Wishful thinking I suppose :-D!!

What do we call the fiber if it isn't rolled into a rolag?


----------



## lexierowsell (Dec 10, 2013)

A great list of definitions for noobs like me:

http://abbysyarns.com/2007/08/whats-are-batts-top-roving-and-so-forth


----------



## Marchwind (May 10, 2002)

I'd say it could still be called a batt, maybe a mini batt. I wonder why you are having a hard time spinning from the rolag :huh: Are you spinning from the very end, the rolled end? Pre drafting is always a good way to go.


----------



## lexierowsell (Dec 10, 2013)

March- after reading more terminology I think I actually made more of a "puni"(?), I rolled the fiber off of the card onto a chop stick, imitating the way the elusive blending board seems to work, or so I thought!


----------



## Marchwind (May 10, 2002)

Yup, that's a Puni . I've never spun from a puni. I should make a video on making rolags. Do you gave hand cards or are you using dog brushes?


----------



## lexierowsell (Dec 10, 2013)

I have cards! 









I am having far far far too much fun with this. I have spun 8 oz of the commercial roving I had for felting, plied two of those ounces, and JUST switched back to my clean piece of Ella fleece, and am carding (evidence in the photo!) and spinning it up as fast as possible!

From felting roving:








Plied, two felting rovings:








Ella (I have since stopped this piece and decided to restart it, wanna spin it finer!)


----------



## Marchwind (May 10, 2002)

Here's a video by Ashford. It's pretty good. She overloads her hand cards in my opinion but..... Notice that the teeth of the cards do not make contact, much. You don't hear and grating or hashing of teeth.
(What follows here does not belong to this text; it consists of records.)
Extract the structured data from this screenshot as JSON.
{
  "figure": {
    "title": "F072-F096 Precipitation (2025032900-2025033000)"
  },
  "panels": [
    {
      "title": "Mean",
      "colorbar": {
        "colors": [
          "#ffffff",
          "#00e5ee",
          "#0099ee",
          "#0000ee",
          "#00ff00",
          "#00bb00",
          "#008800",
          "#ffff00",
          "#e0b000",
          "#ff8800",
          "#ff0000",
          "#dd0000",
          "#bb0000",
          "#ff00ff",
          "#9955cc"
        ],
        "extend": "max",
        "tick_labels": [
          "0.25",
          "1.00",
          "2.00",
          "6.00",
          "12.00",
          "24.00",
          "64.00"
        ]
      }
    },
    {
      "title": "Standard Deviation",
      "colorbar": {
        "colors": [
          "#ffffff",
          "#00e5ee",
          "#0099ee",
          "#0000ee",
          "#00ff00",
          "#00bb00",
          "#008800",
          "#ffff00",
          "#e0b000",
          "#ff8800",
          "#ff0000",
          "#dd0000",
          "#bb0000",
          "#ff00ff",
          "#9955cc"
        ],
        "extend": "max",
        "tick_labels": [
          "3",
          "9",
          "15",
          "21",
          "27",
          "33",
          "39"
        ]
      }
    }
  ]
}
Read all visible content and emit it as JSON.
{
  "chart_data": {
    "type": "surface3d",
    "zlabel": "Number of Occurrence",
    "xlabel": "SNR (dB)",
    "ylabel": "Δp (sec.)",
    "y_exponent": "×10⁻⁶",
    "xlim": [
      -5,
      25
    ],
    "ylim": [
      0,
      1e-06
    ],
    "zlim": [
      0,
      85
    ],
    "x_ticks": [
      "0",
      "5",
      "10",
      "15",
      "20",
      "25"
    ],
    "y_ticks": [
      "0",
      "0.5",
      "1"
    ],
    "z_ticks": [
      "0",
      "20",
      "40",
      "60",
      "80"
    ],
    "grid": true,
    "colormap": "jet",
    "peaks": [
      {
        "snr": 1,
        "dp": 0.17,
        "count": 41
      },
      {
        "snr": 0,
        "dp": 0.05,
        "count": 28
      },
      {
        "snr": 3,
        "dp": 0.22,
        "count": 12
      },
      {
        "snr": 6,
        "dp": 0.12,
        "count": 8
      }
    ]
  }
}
She hand rolls her rolags, which you can do. I tend to use the other card to roll the fiber off its mate. You'll get the idea. http://youtu.be/rDqY2mLooIw
Punis may be a little tight, especially if you have really long fibers.


----------



## Taylor R. (Apr 3, 2013)

I've been meaning to look up hand carding videos, Marchie. That one is great!


----------



## Kasota (Nov 25, 2013)

Look at you go!!!!!!! :clap:


----------